Marines.Together We Served

Wednesday, April 01, 2009

A Primer on Being PC

The following is a brief treatise on what it means to be Politically Correct. Thus, you can determine if you are of the Politically Correct crowd or not.

The term Politically Correct is hardly a new concept. It’s only that in recent years we have seen the emergence of this adjectival description perpetrated through the media in a pejorative sense. Words, in their simplest form, are intended to convey ideas, meaning and information. A person who uses words well is thought to be lucid, capable of conveying thoughts, ideas and beliefs in a clear and understandable manner.

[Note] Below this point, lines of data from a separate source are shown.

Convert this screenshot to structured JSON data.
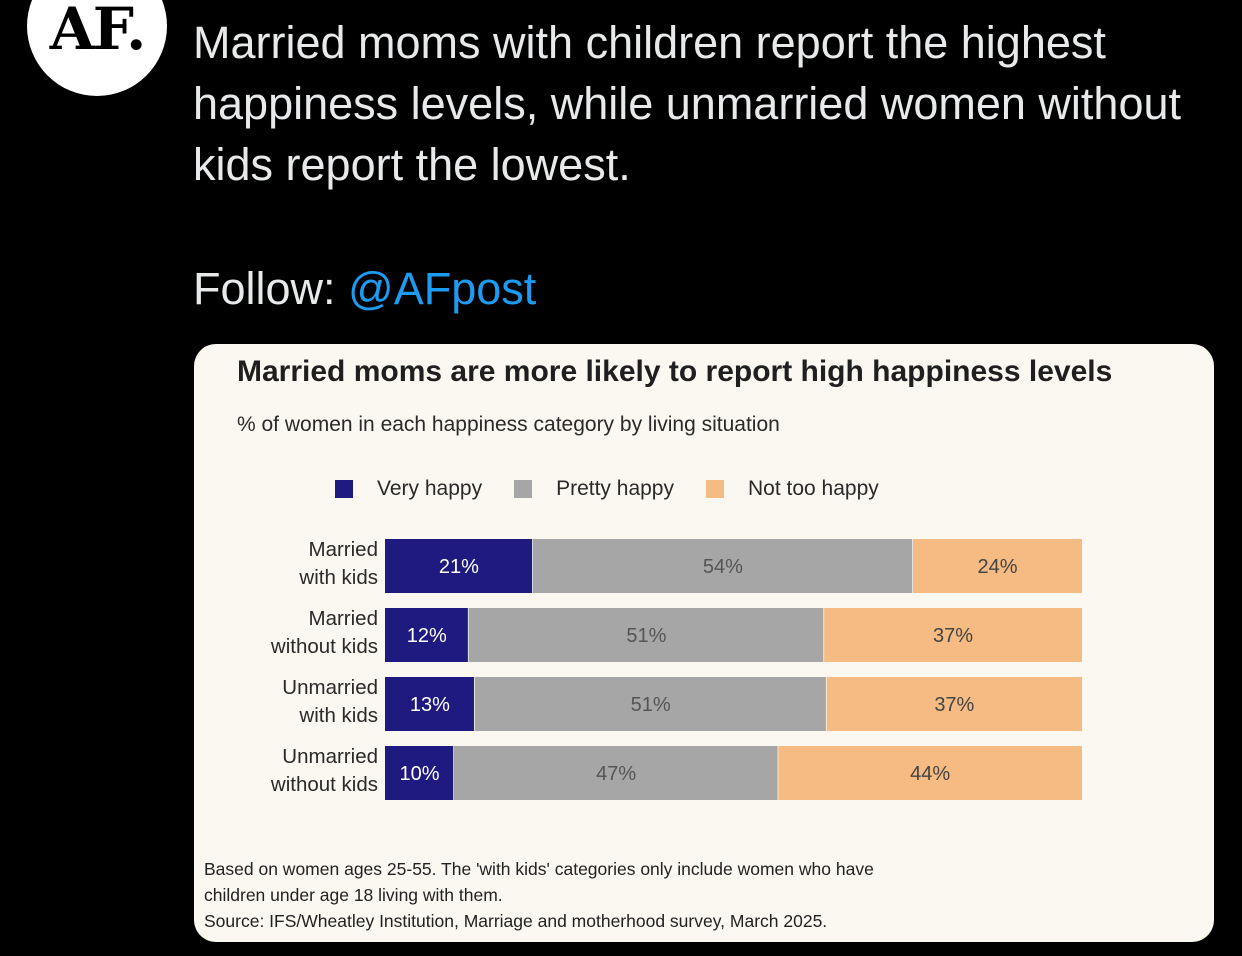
{
  "tweet": {
    "avatar_text": "AF.",
    "text": "Married moms with children report the highest happiness levels, while unmarried women without kids report the lowest.",
    "follow_label": "Follow: ",
    "follow_handle": "@AFpost"
  },
  "colors": {
    "very_happy": "#1f1a80",
    "pretty_happy": "#a6a6a6",
    "not_too_happy": "#f5bb82",
    "link": "#1d9bf0"
  },
  "chart_data": {
    "type": "bar",
    "orientation": "horizontal",
    "stacked": true,
    "title": "Married moms are more likely to report high happiness levels",
    "subtitle": "% of women in each happiness category by living situation",
    "categories": [
      [
        "Married",
        "with kids"
      ],
      [
        "Married",
        "without kids"
      ],
      [
        "Unmarried",
        "with kids"
      ],
      [
        "Unmarried",
        "without kids"
      ]
    ],
    "series": [
      {
        "name": "Very happy",
        "values": [
          21,
          12,
          13,
          10
        ],
        "labels": [
          "21%",
          "12%",
          "13%",
          "10%"
        ]
      },
      {
        "name": "Pretty happy",
        "values": [
          54,
          51,
          51,
          47
        ],
        "labels": [
          "54%",
          "51%",
          "51%",
          "47%"
        ]
      },
      {
        "name": "Not too happy",
        "values": [
          24,
          37,
          37,
          44
        ],
        "labels": [
          "24%",
          "37%",
          "37%",
          "44%"
        ]
      }
    ],
    "xlim": [
      0,
      100
    ],
    "legend_position": "top",
    "footnote": [
      "Based on women ages 25-55. The 'with kids' categories only include women who have",
      "children under age 18 living with them.",
      "Source: IFS/Wheatley Institution, Marriage and motherhood survey, March 2025."
    ]
  }
}
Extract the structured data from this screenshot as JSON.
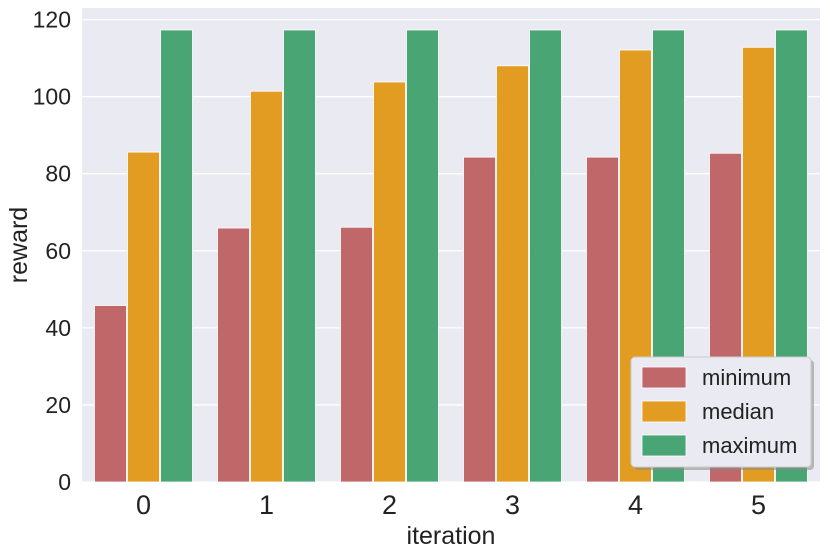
{
  "chart_data": {
    "type": "bar",
    "categories": [
      "0",
      "1",
      "2",
      "3",
      "4",
      "5"
    ],
    "series": [
      {
        "name": "minimum",
        "color": "#c0676a",
        "values": [
          45.8,
          65.9,
          66.1,
          84.3,
          84.3,
          85.3
        ]
      },
      {
        "name": "median",
        "color": "#e39c22",
        "values": [
          85.6,
          101.4,
          103.8,
          108.0,
          112.1,
          112.8
        ]
      },
      {
        "name": "maximum",
        "color": "#4aa574",
        "values": [
          117.3,
          117.3,
          117.3,
          117.3,
          117.3,
          117.3
        ]
      }
    ],
    "title": "",
    "xlabel": "iteration",
    "ylabel": "reward",
    "ylim": [
      0,
      123
    ],
    "yticks": [
      0,
      20,
      40,
      60,
      80,
      100,
      120
    ],
    "grid": true,
    "legend_position": "bottom-right",
    "background_color": "#eaeaf2"
  }
}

Enter: Political Correctness.

With the advent of this term into common parlance, the way in which people of all strata speak comes under close scrutiny by those who are expecting to be insulted, mocked, or in some other manner, verbally denigrated. Thus the free expression of ideas is hampered, casting a shroud of fear on the speaker lest the words used are deemed inappropriate by the listener. Case in point: In 2007, then Senators Joe Biden and Barack Obama had a dust up over the use of a word that under normal circumstances would never be thought to be inappropriate. The word that caused a minor rift between the two Democrat presidential candidates was: articulate. As reported, Senator Biden said that Senator Obama was “articulate.” Supposedly Senator Obama was offended. Why? It is purportedly offensive because it implies that the speaker thinks not all African Americans are articulate and that Senator Obama distinguishes himself only to whites because he is perceived to be more like them.
Here’s where Political Correctness goes beyond the pale. When the use of a word under normal communication is twisted in such a way as to pervert the meaning of the word and the intent of the user, then nothing is sacrosanct from such fractured distortions. Did Senator Biden intend to cast such an aspersion on Senator Obama? I seriously doubt it.

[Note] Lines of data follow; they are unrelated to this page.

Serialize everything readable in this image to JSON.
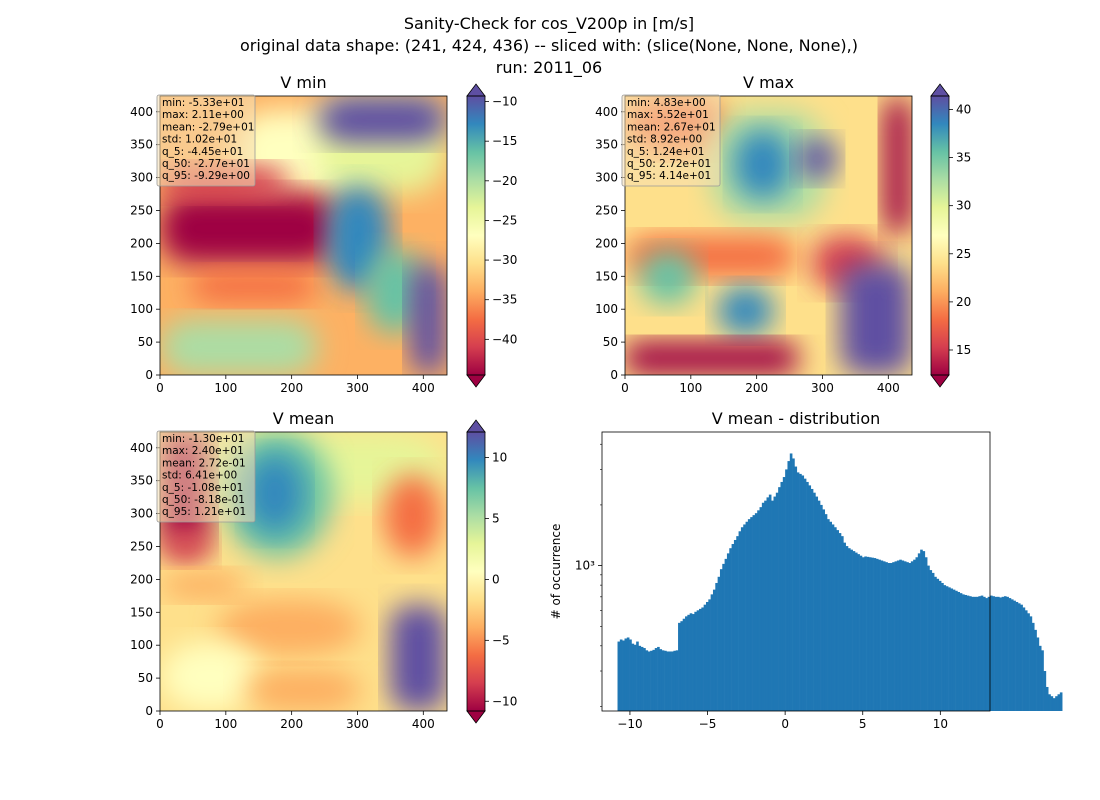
{
  "figure": {
    "title_lines": [
      "Sanity-Check for cos_V200p in [m/s]",
      "original data shape: (241, 424, 436) -- sliced with: (slice(None, None, None),)",
      "run: 2011_06"
    ]
  },
  "colormap": {
    "name": "Spectral",
    "stops": [
      "#9e0142",
      "#d53e4f",
      "#f46d43",
      "#fdae61",
      "#fee08b",
      "#ffffbf",
      "#e6f598",
      "#abdda4",
      "#66c2a5",
      "#3288bd",
      "#5e4fa2"
    ]
  },
  "chart_data": [
    {
      "type": "heatmap",
      "title": "V min",
      "xlim": [
        0,
        436
      ],
      "ylim": [
        0,
        424
      ],
      "xticks": [
        0,
        100,
        200,
        300,
        400
      ],
      "yticks": [
        0,
        50,
        100,
        150,
        200,
        250,
        300,
        350,
        400
      ],
      "colorbar": {
        "vmin": -44.5,
        "vmax": -9.3,
        "ticks": [
          -40,
          -35,
          -30,
          -25,
          -20,
          -15,
          -10
        ],
        "extend": "both"
      },
      "stats": [
        "min: -5.33e+01",
        "max: 2.11e+00",
        "mean: -2.79e+01",
        "std: 1.02e+01",
        "q_5: -4.45e+01",
        "q_50: -2.77e+01",
        "q_95: -9.29e+00"
      ]
    },
    {
      "type": "heatmap",
      "title": "V max",
      "xlim": [
        0,
        436
      ],
      "ylim": [
        0,
        424
      ],
      "xticks": [
        0,
        100,
        200,
        300,
        400
      ],
      "yticks": [
        0,
        50,
        100,
        150,
        200,
        250,
        300,
        350,
        400
      ],
      "colorbar": {
        "vmin": 12.4,
        "vmax": 41.4,
        "ticks": [
          15,
          20,
          25,
          30,
          35,
          40
        ],
        "extend": "both"
      },
      "stats": [
        "min: 4.83e+00",
        "max: 5.52e+01",
        "mean: 2.67e+01",
        "std: 8.92e+00",
        "q_5: 1.24e+01",
        "q_50: 2.72e+01",
        "q_95: 4.14e+01"
      ]
    },
    {
      "type": "heatmap",
      "title": "V mean",
      "xlim": [
        0,
        436
      ],
      "ylim": [
        0,
        424
      ],
      "xticks": [
        0,
        100,
        200,
        300,
        400
      ],
      "yticks": [
        0,
        50,
        100,
        150,
        200,
        250,
        300,
        350,
        400
      ],
      "colorbar": {
        "vmin": -10.8,
        "vmax": 12.1,
        "ticks": [
          -10,
          -5,
          0,
          5,
          10
        ],
        "extend": "both"
      },
      "stats": [
        "min: -1.30e+01",
        "max: 2.40e+01",
        "mean: 2.72e-01",
        "std: 6.41e+00",
        "q_5: -1.08e+01",
        "q_50: -8.18e-01",
        "q_95: 1.21e+01"
      ]
    },
    {
      "type": "bar",
      "title": "V mean - distribution",
      "ylabel": "# of occurrence",
      "yscale": "log",
      "xlim": [
        -11.8,
        13.2
      ],
      "ylim": [
        190,
        4600
      ],
      "xticks": [
        -10,
        -5,
        0,
        5,
        10
      ],
      "yticks_major": [
        1000
      ],
      "ytick_labels": [
        "10³"
      ],
      "yticks_minor": [
        200,
        300,
        400,
        500,
        600,
        700,
        800,
        900,
        2000,
        3000,
        4000
      ],
      "color": "#1f77b4",
      "histogram": {
        "x_start": -10.8,
        "bin_width": 0.15,
        "counts": [
          420,
          430,
          425,
          435,
          440,
          430,
          410,
          405,
          420,
          400,
          395,
          390,
          380,
          375,
          378,
          382,
          390,
          395,
          385,
          380,
          378,
          375,
          375,
          375,
          378,
          380,
          520,
          530,
          545,
          560,
          570,
          580,
          575,
          590,
          600,
          610,
          620,
          640,
          660,
          680,
          720,
          760,
          820,
          880,
          960,
          1020,
          1080,
          1150,
          1220,
          1280,
          1340,
          1400,
          1480,
          1550,
          1600,
          1650,
          1700,
          1740,
          1780,
          1820,
          1880,
          1950,
          2050,
          2100,
          2180,
          2250,
          2100,
          2200,
          2300,
          2450,
          2600,
          2750,
          3000,
          3300,
          3600,
          3400,
          3100,
          2900,
          2850,
          2800,
          2700,
          2600,
          2500,
          2400,
          2300,
          2200,
          2100,
          2000,
          1900,
          1800,
          1700,
          1650,
          1600,
          1550,
          1500,
          1450,
          1400,
          1300,
          1250,
          1220,
          1200,
          1180,
          1160,
          1140,
          1120,
          1100,
          1110,
          1105,
          1100,
          1095,
          1090,
          1080,
          1070,
          1060,
          1050,
          1040,
          1030,
          1030,
          1040,
          1050,
          1060,
          1070,
          1060,
          1050,
          1040,
          1030,
          1050,
          1070,
          1100,
          1150,
          1200,
          1180,
          1100,
          1000,
          950,
          920,
          880,
          860,
          840,
          820,
          800,
          790,
          780,
          770,
          760,
          750,
          740,
          730,
          720,
          715,
          710,
          705,
          700,
          700,
          700,
          705,
          710,
          700,
          690,
          700,
          710,
          705,
          700,
          700,
          695,
          700,
          705,
          700,
          690,
          680,
          670,
          660,
          650,
          640,
          620,
          600,
          580,
          560,
          520,
          480,
          440,
          400,
          380,
          300,
          250,
          230,
          225,
          220,
          225,
          230,
          235
        ]
      }
    }
  ]
}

A number of years ago I ran into a military chaplain I had previously served with. I was delighted to see him. After hugging each other I spontaneously said, “Man, I haven’t seen you in a coon’s age!” He gave me a quizzical look and just shook his head. It didn’t immediately occur to me that this phrase might be offensive to him. Since he is African American, I can only assume he thought I was using the term “coon” in the slang and offensive manner used in reference to someone who is black. Such a thing never occurred to me. I was speechless! It was my intention to use the term “coon’s age” in the manner it was first intended – a period of five to ten years – the average number of years a raccoon might live in the wild. Alas, this is not what was understood by my chaplain colleague.

There are many words that are clearly offensive and derogatory and should not be used in the ordinary communication of ideas. Labels that place someone in a certain category are both hurtful and unnecessary. But do we really want the “Thought Police” to dictate what can and cannot be said? It’s frightening to envision a world where we are not free to express ourselves, even if the words we use are offensive. Apart from most sports programs, news shows, and 1950s TV programs (like: “I Love Lucy”) there are way too many programs that are filled with vulgar, profane, and faith-offensive words. Ditto for most movies.

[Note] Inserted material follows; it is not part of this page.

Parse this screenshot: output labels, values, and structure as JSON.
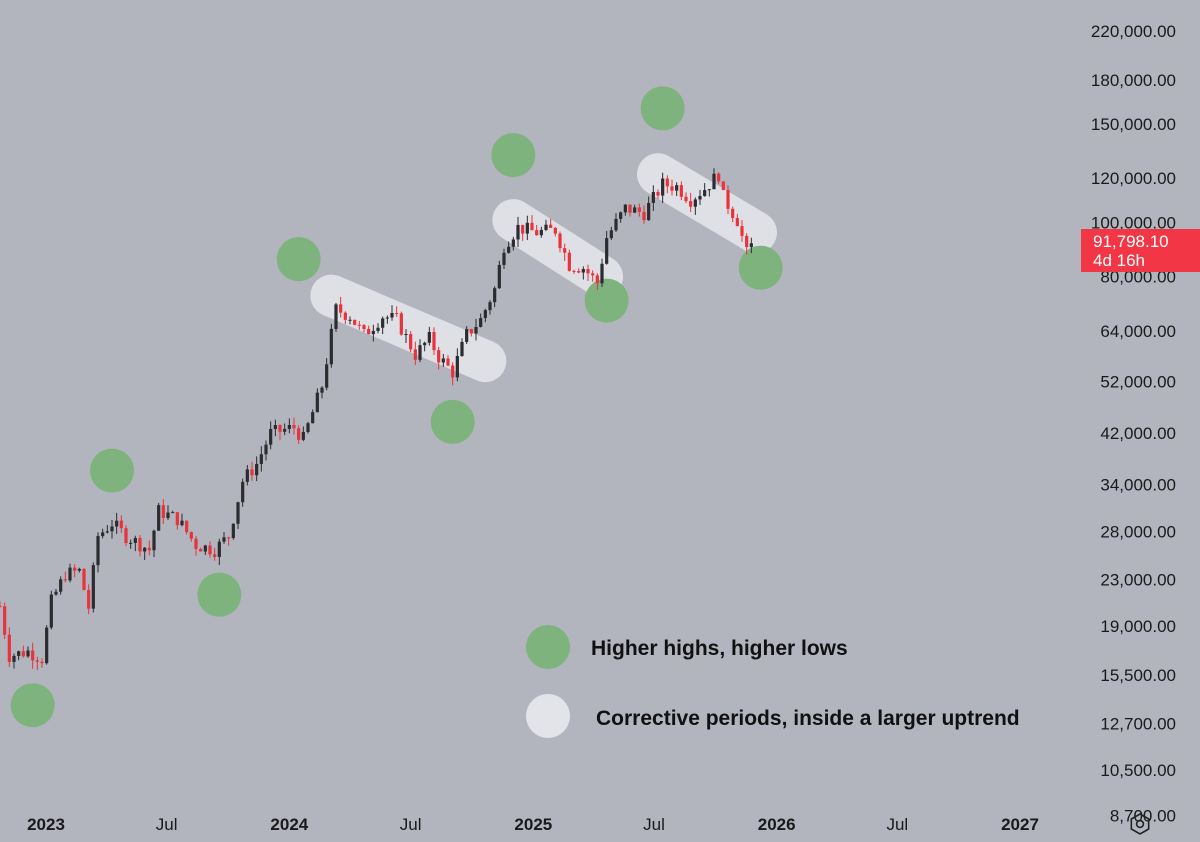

Though politically correct speech goes back to the late 1700s in this country, it has enjoyed resurgence in the past several decades, fueled by a media that no longer reports news, but instead works at fostering disharmony between individuals and groups. There is an ever increasing attempt on the part of the media to publicly embarrass elected officials by pointing out their misuse of words (ala: former Vice President Dan Quayle and former President George W. Bush). Or, as in the case of then Senator Biden, take a perfectly good word that was used properly and was intended as a compliment, and turn it all around so as to place the senator in a fabricated hot seat.

The Bible gives some very clear instruction concerning the use of words, and the manner in which we should speak. Paul tells the Ephesian Christians, “Do not let any unwholesome talk come out of your mouths, but only what is helpful for building others up according to their needs, that it may benefit those who listen.” I like the way a modern translation, The Message, puts this: “Watch the way you talk. Let nothing foul or dirty come out of your mouth. Say only what helps, each word a gift.”

David offers this as a prayer concerning the use of words in Psalm 141:3, “Set a guard over my mouth, O Lord; keep watch over the door of my lips.” Sounds like good advice!

Even when we speak clearly there may still be those who willingly choose to misconstrue or twist our words, giving them meaning that was never intended. You cannot control this blatant attempt at misrepresentation. But you can speak your words with grace and dignity so that those who do attempt to embarrass you will be ashamed in the effort. God knows your heart.